Let's say these are disallowed by !mutable_static
by virtue of being mutable
through libc APIs. Or, if needed, we could also add a new context to cover these.
Will it ever stop
This is just a brainstorming post, and it's possible things are missing, but it's likely any such things can be covered by adding more contexts. For the sake of making a finite blog post, let's assume we can cover everything.
So can we say then, that we now, assuming all of our assumptions, finally have a secure hypothetical sandbox here?
fn untrusted_code(x: &X) -> Y
with
!ambient_authority +
!new_unsafe +
!raw_pointers
{
// untrusted code here!
}
Yes.
beat
In theory.
In practice, the Rust compiler isn't currently designed or intended to be used as a security surface in this way. And it's not necessarily worth it for it to try to be one. There'd be work involved, and for this to actually make sense, we'd need to look at real-world use cases and attack vectors, and we wouldn't be able to ignore any of the things we ignored above.
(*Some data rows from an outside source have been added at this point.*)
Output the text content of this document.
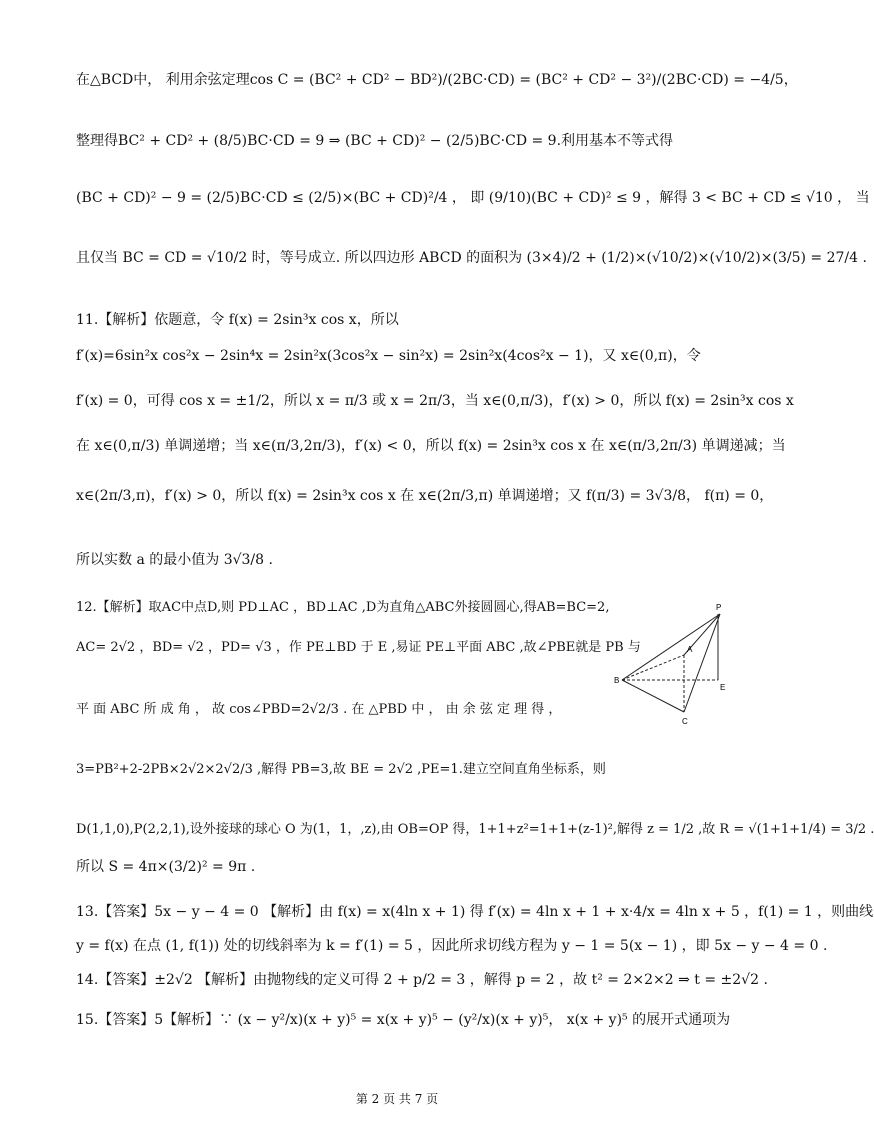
在△BCD中， 利用余弦定理cos C = (BC² + CD² − BD²)/(2BC·CD) = (BC² + CD² − 3²)/(2BC·CD) = −4/5，
整理得BC² + CD² + (8/5)BC·CD = 9 ⇒ (BC + CD)² − (2/5)BC·CD = 9.利用基本不等式得
(BC + CD)² − 9 = (2/5)BC·CD ≤ (2/5)×(BC + CD)²/4 ， 即 (9/10)(BC + CD)² ≤ 9 ，解得 3 < BC + CD ≤ √10 ， 当
且仅当 BC = CD = √10/2 时，等号成立. 所以四边形 ABCD 的面积为 (3×4)/2 + (1/2)×(√10/2)×(√10/2)×(3/5) = 27/4 .
11.【解析】依题意，令 f(x) = 2sin³x cos x，所以
f′(x)=6sin²x cos²x − 2sin⁴x = 2sin²x(3cos²x − sin²x) = 2sin²x(4cos²x − 1)，又 x∈(0,π)，令
f′(x) = 0，可得 cos x = ±1/2，所以 x = π/3 或 x = 2π/3，当 x∈(0,π/3)，f′(x) > 0，所以 f(x) = 2sin³x cos x
在 x∈(0,π/3) 单调递增；当 x∈(π/3,2π/3)，f′(x) < 0，所以 f(x) = 2sin³x cos x 在 x∈(π/3,2π/3) 单调递减；当
x∈(2π/3,π)，f′(x) > 0，所以 f(x) = 2sin³x cos x 在 x∈(2π/3,π) 单调递增；又 f(π/3) = 3√3/8， f(π) = 0，
所以实数 a 的最小值为 3√3/8 .
12.【解析】取AC中点D,则 PD⊥AC ，BD⊥AC ,D为直角△ABC外接圆圆心,得AB=BC=2,
AC= 2√2 ，BD= √2 ，PD= √3 ，作 PE⊥BD 于 E ,易证 PE⊥平面 ABC ,故∠PBE就是 PB 与
平 面 ABC 所 成 角 ， 故 cos∠PBD=2√2/3 . 在 △PBD 中 ， 由 余 弦 定 理 得 ，
3=PB²+2-2PB×2√2×2√2/3 ,解得 PB=3,故 BE = 2√2 ,PE=1.建立空间直角坐标系，则
D(1,1,0),P(2,2,1),设外接球的球心 O 为(1，1，,z),由 OB=OP 得，1+1+z²=1+1+(z-1)²,解得 z = 1/2 ,故 R = √(1+1+1/4) = 3/2 .
所以 S = 4π×(3/2)² = 9π .
13.【答案】5x − y − 4 = 0 【解析】由 f(x) = x(4ln x + 1) 得 f′(x) = 4ln x + 1 + x·4/x = 4ln x + 5 ，f(1) = 1 ，则曲线
y = f(x) 在点 (1, f(1)) 处的切线斜率为 k = f′(1) = 5 ，因此所求切线方程为 y − 1 = 5(x − 1) ，即 5x − y − 4 = 0 .
14.【答案】±2√2 【解析】由抛物线的定义可得 2 + p/2 = 3 ，解得 p = 2 ，故 t² = 2×2×2 ⇒ t = ±2√2 .
15.【答案】5【解析】∵ (x − y²/x)(x + y)⁵ = x(x + y)⁵ − (y²/x)(x + y)⁵， x(x + y)⁵ 的展开式通项为
P
A
B
E
C
第 2 页 共 7 页
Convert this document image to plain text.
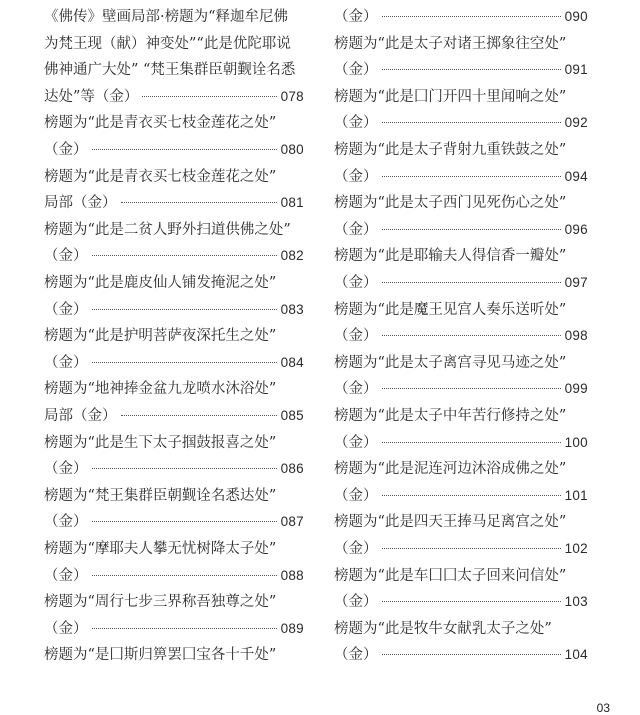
《佛传》壁画局部·榜题为“释迦牟尼佛
为梵王现（献）神变处”“此是优陀耶说
佛神通广大处” “梵王集群臣朝觐诠名悉
达处”等（金）	078
榜题为“此是青衣买七枝金莲花之处”
（金）	080
榜题为“此是青衣买七枝金莲花之处”
局部（金）	081
榜题为“此是二贫人野外扫道供佛之处”
（金）	082
榜题为“此是鹿皮仙人铺发掩泥之处”
（金）	083
榜题为“此是护明菩萨夜深托生之处”
（金）	084
榜题为“地神捧金盆九龙喷水沐浴处”
局部（金）	085
榜题为“此是生下太子掴鼓报喜之处”
（金）	086
榜题为“梵王集群臣朝觐诠名悉达处”
（金）	087
榜题为“摩耶夫人攀无忧树降太子处”
（金）	088
榜题为“周行七步三界称吾独尊之处”
（金）	089
榜题为“是囗斯归箅罢囗宝各十千处”
（金）	090
榜题为“此是太子对诸王掷象往空处”
（金）	091
榜题为“此是囗门开四十里闻响之处”
（金）	092
榜题为“此是太子背射九重铁鼓之处”
（金）	094
榜题为“此是太子西门见死伤心之处”
（金）	096
榜题为“此是耶输夫人得信香一瓣处”
（金）	097
榜题为“此是魔王见宫人奏乐送听处”
（金）	098
榜题为“此是太子离宫寻见马迹之处”
（金）	099
榜题为“此是太子中年苦行修持之处”
（金）	100
榜题为“此是泥连河边沐浴成佛之处”
（金）	101
榜题为“此是四天王捧马足离宫之处”
（金）	102
榜题为“此是车囗囗太子回来问信处”
（金）	103
榜题为“此是牧牛女献乳太子之处”
（金）	104
03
Capability-based programming
However, even if we don't look to !ambient_authority
to be the basis of an
actual sandbox, and even if the performance impacts of the aliasing, escaping,
and side effect knowledge isn't compelling, this overall technique might still
be useful.
For people reviewing code, !ambient_authority
could reduce the
reasoning footprint, because they'd be able to make more local assumptions
about the side effects of calling functions.
And for people building large complex applications, it could give them more tools to help ensure that two parts of the application don't have unintended interactions, as explored here.
And for people building wasm components, it could give them more tools to ensure that they're only using APIs which compose cleanly with other components.
Potential downsides
With all these colors, and with users having the ability to define their own colors, we could end up with a lot of colors.
Will having an ecosystem where everyone can use all these colors to enforce their requirements with extraordinary precision increase or decrease overall usability of Rust? Will it lead programmers to waste time pursuing every possible dimension of theoretical purity, regardless of what really matters in practice?
Will these new colors and automatic contexts prompt new rounds of users
going through all their dependencies and insisting that they support new
colors? If so, will it cause ecosystem churn and/or awkward workarounds,
or even ecosystem fragmentation, like #![no_std]
sometimes does, and is
that worth it?
I don't know.
What I do know is, in a vacuum, it sure is fun to think up new colors.
Tangent: Pretty colors
Let's think about one more possible context, for fun:
turing_complete
- the ability to have loops (or tail recursion, if Rust adds that), that can't be proved to terminate.
The halting problem gets talked about a lot. However, how often does one
actually write loop
, as opposed to just using for
? If we also had a way
to assert that iterator implementations don't repeat themselves, a lot of
real-world code might be able to be compatible with !turing_complete
.
One of the tricky issues for iterators would be linked lists, which would need
to be guaranteed to be acyclic. But it's interesting to note that in Rust,
creating a circularly linked list actually requires unsafe
anyway. So maybe
there's something we could do here.
This would also address the "or infloop" case mentioned above, so we could also get dead-code-elimination of calls.